E como podemos chegar a isso?
Com saneamento básico, transporte público e ensino fundamental de qualidade; com condições que permitam a cada pessoa desenvolver o seu potencial e, naturalmente, diferenciar-se. É horrível estar em uma sociedade igualitária no sentido de que o resultado de todos é o mesmo sempre. As pessoas são diferentes e, felizmente, não dão o mesmo valor para o sucesso econômico. Tem gente que está disposta a sacrificar muito da sua vida para ganhar dinheiro, tem gente que não. Há pessoas que preferem ser artistas, cientistas, boêmias. Essas possibilidades também são um direito, mas todos os jovens e crianças deveriam ter a oportunidade de escolher uma trajetória considerando a plenitude do que podem chegar a ser como sujeitos. O Brasil está muito longe de garantir isso, e, assim, a condição da família acaba sendo determinante.
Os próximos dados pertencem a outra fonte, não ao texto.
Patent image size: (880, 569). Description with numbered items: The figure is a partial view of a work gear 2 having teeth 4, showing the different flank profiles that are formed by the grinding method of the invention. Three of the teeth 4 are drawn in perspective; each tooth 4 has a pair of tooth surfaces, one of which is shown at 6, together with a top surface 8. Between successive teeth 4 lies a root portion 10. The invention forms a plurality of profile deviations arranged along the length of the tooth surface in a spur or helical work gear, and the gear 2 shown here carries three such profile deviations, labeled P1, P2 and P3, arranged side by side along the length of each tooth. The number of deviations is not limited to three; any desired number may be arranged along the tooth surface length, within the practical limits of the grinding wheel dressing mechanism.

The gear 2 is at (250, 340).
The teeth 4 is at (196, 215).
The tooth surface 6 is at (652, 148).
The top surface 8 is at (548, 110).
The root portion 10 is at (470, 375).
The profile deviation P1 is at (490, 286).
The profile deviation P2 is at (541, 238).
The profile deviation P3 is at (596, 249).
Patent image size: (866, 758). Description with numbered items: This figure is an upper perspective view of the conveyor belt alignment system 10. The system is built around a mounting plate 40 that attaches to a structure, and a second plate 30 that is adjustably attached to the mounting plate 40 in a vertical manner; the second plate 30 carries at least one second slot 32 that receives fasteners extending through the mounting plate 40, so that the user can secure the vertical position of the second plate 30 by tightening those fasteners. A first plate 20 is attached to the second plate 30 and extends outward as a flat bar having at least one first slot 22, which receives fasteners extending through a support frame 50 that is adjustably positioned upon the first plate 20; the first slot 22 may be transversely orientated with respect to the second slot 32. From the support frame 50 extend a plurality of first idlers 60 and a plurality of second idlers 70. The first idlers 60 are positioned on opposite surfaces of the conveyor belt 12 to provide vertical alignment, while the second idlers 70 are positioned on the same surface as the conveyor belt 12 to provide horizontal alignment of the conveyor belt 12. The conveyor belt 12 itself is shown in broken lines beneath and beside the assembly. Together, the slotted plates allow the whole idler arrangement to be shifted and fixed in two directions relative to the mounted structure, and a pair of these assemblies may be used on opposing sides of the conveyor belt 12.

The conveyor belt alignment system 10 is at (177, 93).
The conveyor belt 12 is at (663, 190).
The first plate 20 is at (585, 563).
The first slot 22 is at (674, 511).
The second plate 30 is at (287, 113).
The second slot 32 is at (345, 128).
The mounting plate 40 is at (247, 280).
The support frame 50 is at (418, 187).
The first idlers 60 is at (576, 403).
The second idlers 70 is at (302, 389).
Há jovens que nascem com a vida já resolvida quase que independentemente do que venham a fazer, e há outros que nascem com a vida perdida independentemente do que aconteça também. O que me agride como cidadão é a desigualdade de condições iniciais. As crianças brasileiras de famílias que moram onde não há coleta de esgoto podem pegar doenças na primeira infância que irão prejudicar a formação do cérebro para um aprendizado adequado na juventude.